This is what I meant when I kept saying Obama didn’t have executive ability. People retorted that he ran an effective campaign, and I gave up trying to explain at that point, because the candidate really has very little to do with running the campaign other than his input into staff hiring, and Tom Daschle made most of those major decisions.
Obama would rather preside over a graduate seminar than make hardnosed political decisions, and that continues to be a major flaw. Krugman:
Mark Thoma directs us to an appalling story — apparently Obama held a meeting after the midterm to debate whether our unemployment problem is cyclical or structural.

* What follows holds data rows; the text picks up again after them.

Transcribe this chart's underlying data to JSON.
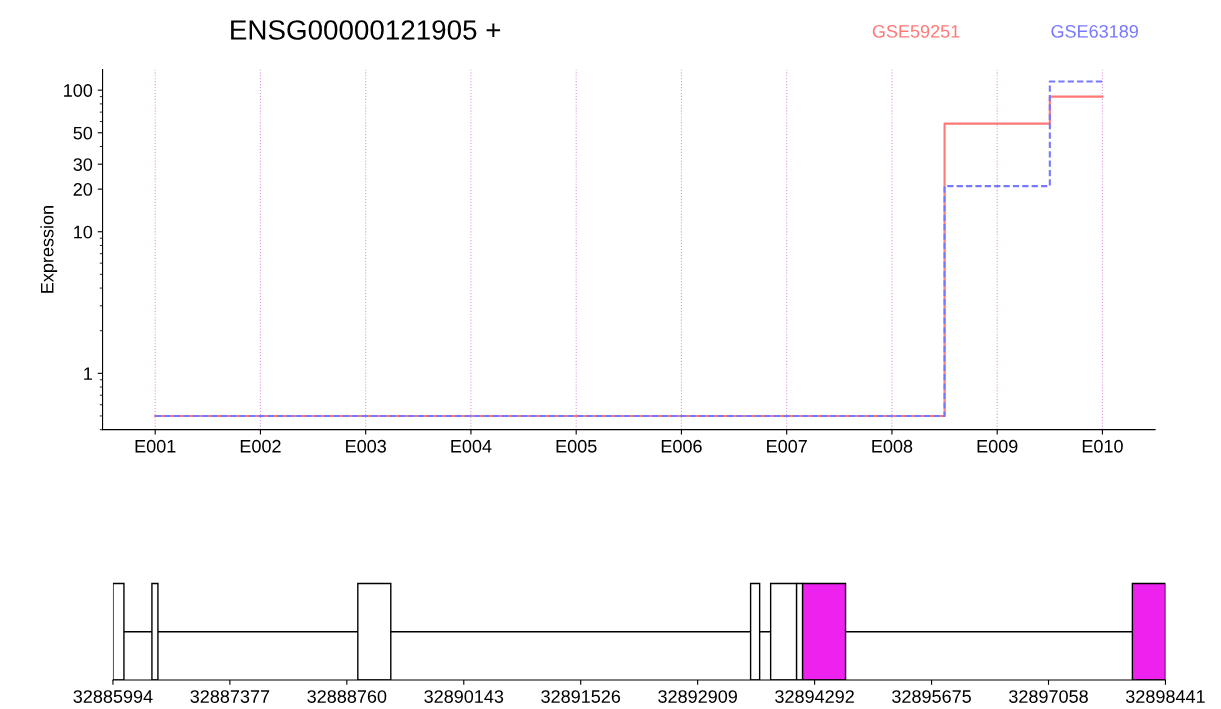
{
  "chart_data": [
    {
      "type": "step",
      "title": "ENSG00000121905 +",
      "ylabel": "Expression",
      "categories": [
        "E001",
        "E002",
        "E003",
        "E004",
        "E005",
        "E006",
        "E007",
        "E008",
        "E009",
        "E010"
      ],
      "series": [
        {
          "name": "GSE59251",
          "color": "#ff7777",
          "values": [
            0.5,
            0.5,
            0.5,
            0.5,
            0.5,
            0.5,
            0.5,
            0.5,
            58,
            90
          ]
        },
        {
          "name": "GSE63189",
          "color": "#7777ff",
          "line_style": "dashed",
          "values": [
            0.5,
            0.5,
            0.5,
            0.5,
            0.5,
            0.5,
            0.5,
            0.5,
            21,
            115
          ]
        }
      ],
      "log": "y",
      "ylim": [
        0.4,
        140
      ],
      "yticks": [
        1,
        10,
        20,
        30,
        50,
        100
      ],
      "grid": "x",
      "legend": "top right"
    },
    {
      "type": "bar",
      "orientation": "horizontal",
      "categories": [
        null
      ],
      "series": [
        {
          "color": "#ffffff",
          "base": [
            32885994
          ],
          "values": [
            130
          ]
        },
        {
          "color": "#ffffff",
          "base": [
            32886455
          ],
          "values": [
            71
          ]
        },
        {
          "color": "#ffffff",
          "base": [
            32888890
          ],
          "values": [
            390
          ]
        },
        {
          "color": "#ffffff",
          "base": [
            32893535
          ],
          "values": [
            107
          ]
        },
        {
          "color": "#ffffff",
          "base": [
            32893772
          ],
          "values": [
            307
          ]
        },
        {
          "color": "#ffffff",
          "base": [
            32894079
          ],
          "values": [
            71
          ]
        },
        {
          "color": "#ee22ee",
          "base": [
            32894150
          ],
          "values": [
            508
          ]
        },
        {
          "color": "#ee22ee",
          "base": [
            32898050
          ],
          "values": [
            391
          ]
        }
      ],
      "xlim": [
        32885994,
        32898441
      ],
      "xticks": [
        32885994,
        32887377,
        32888760,
        32890143,
        32891526,
        32892909,
        32894292,
        32895675,
        32897058,
        32898441
      ]
    }
  ]
}
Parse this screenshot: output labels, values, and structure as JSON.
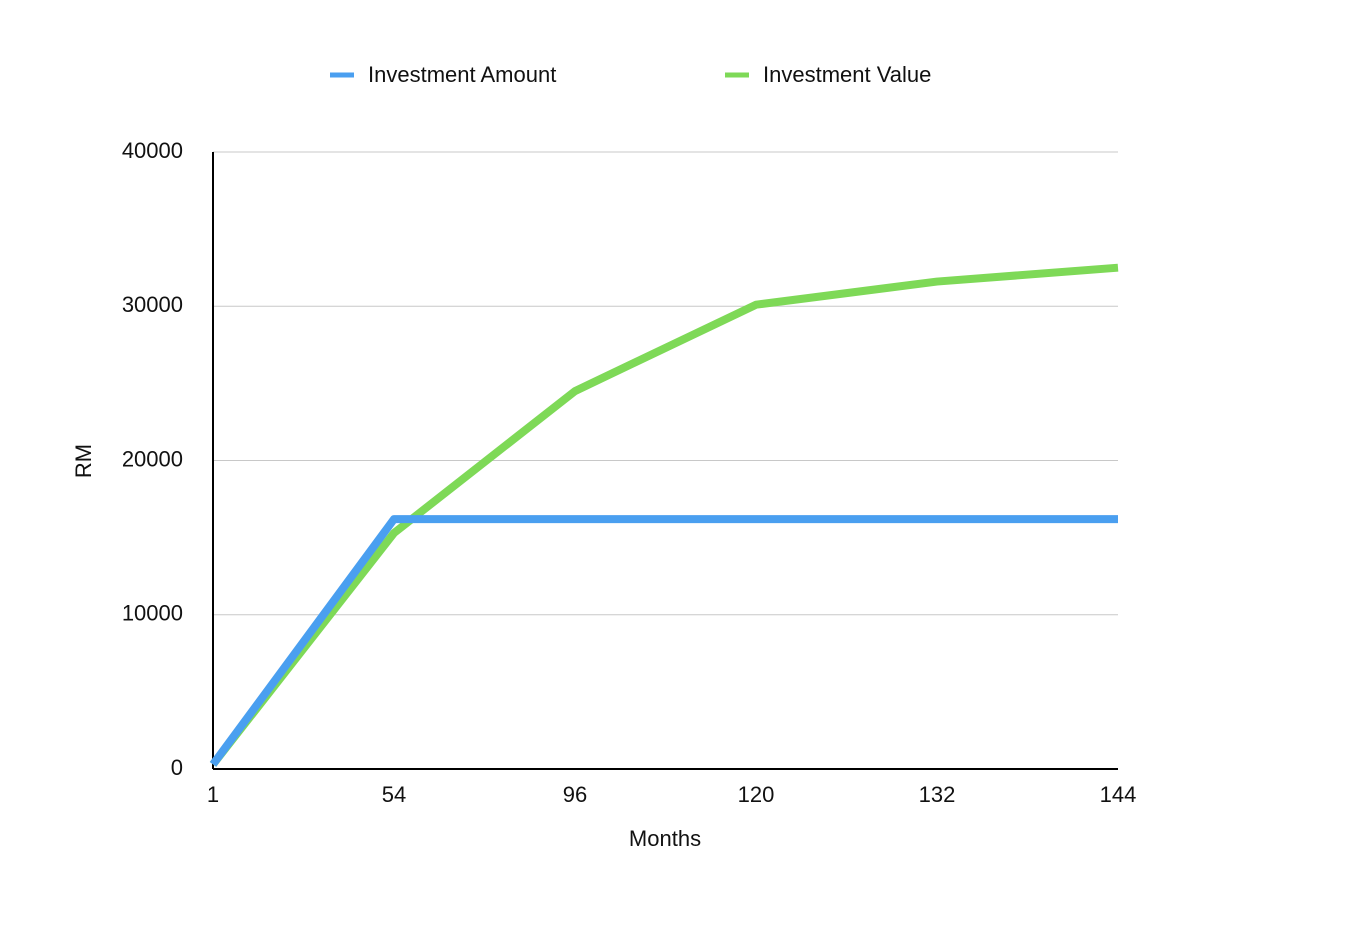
{
  "chart_data": {
    "type": "line",
    "x_label": "Months",
    "y_label": "RM",
    "categories": [
      "1",
      "54",
      "96",
      "120",
      "132",
      "144"
    ],
    "series": [
      {
        "name": "Investment Amount",
        "color": "#4a9ff0",
        "values": [
          300,
          16200,
          16200,
          16200,
          16200,
          16200
        ]
      },
      {
        "name": "Investment Value",
        "color": "#7ed957",
        "values": [
          300,
          15300,
          24500,
          30100,
          31600,
          32500
        ]
      }
    ],
    "ylim": [
      0,
      40000
    ],
    "yticks": [
      0,
      10000,
      20000,
      30000,
      40000
    ],
    "grid": true,
    "legend": "top"
  }
}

What I want to know is, who was arguing for structural? I find it hard to think of anyone I know in the administration’s economic team who would make that case, who would deny that the bulk of the rise in unemployment since 2007 is cyclical. And as I and others have been trying to point out, none of the signatures of structural unemployment are visible: there are no large groups of workers with rising wages, there are no large parts of the labor force at full employment, there are no full-employment states aside from Nebraska and the Dakotas, inflation is falling, not rising.
More generally, I can’t think of any Democratic-leaning economists who think the problem is largely structural.
Yet someone who has Obama’s ear must think otherwise.
No wonder we’re in such trouble. Obama must gravitate instinctively to people who give him bad economic advice, and who almost surely don’t share the values he was elected to promote. That’s what I’d call a structural problem.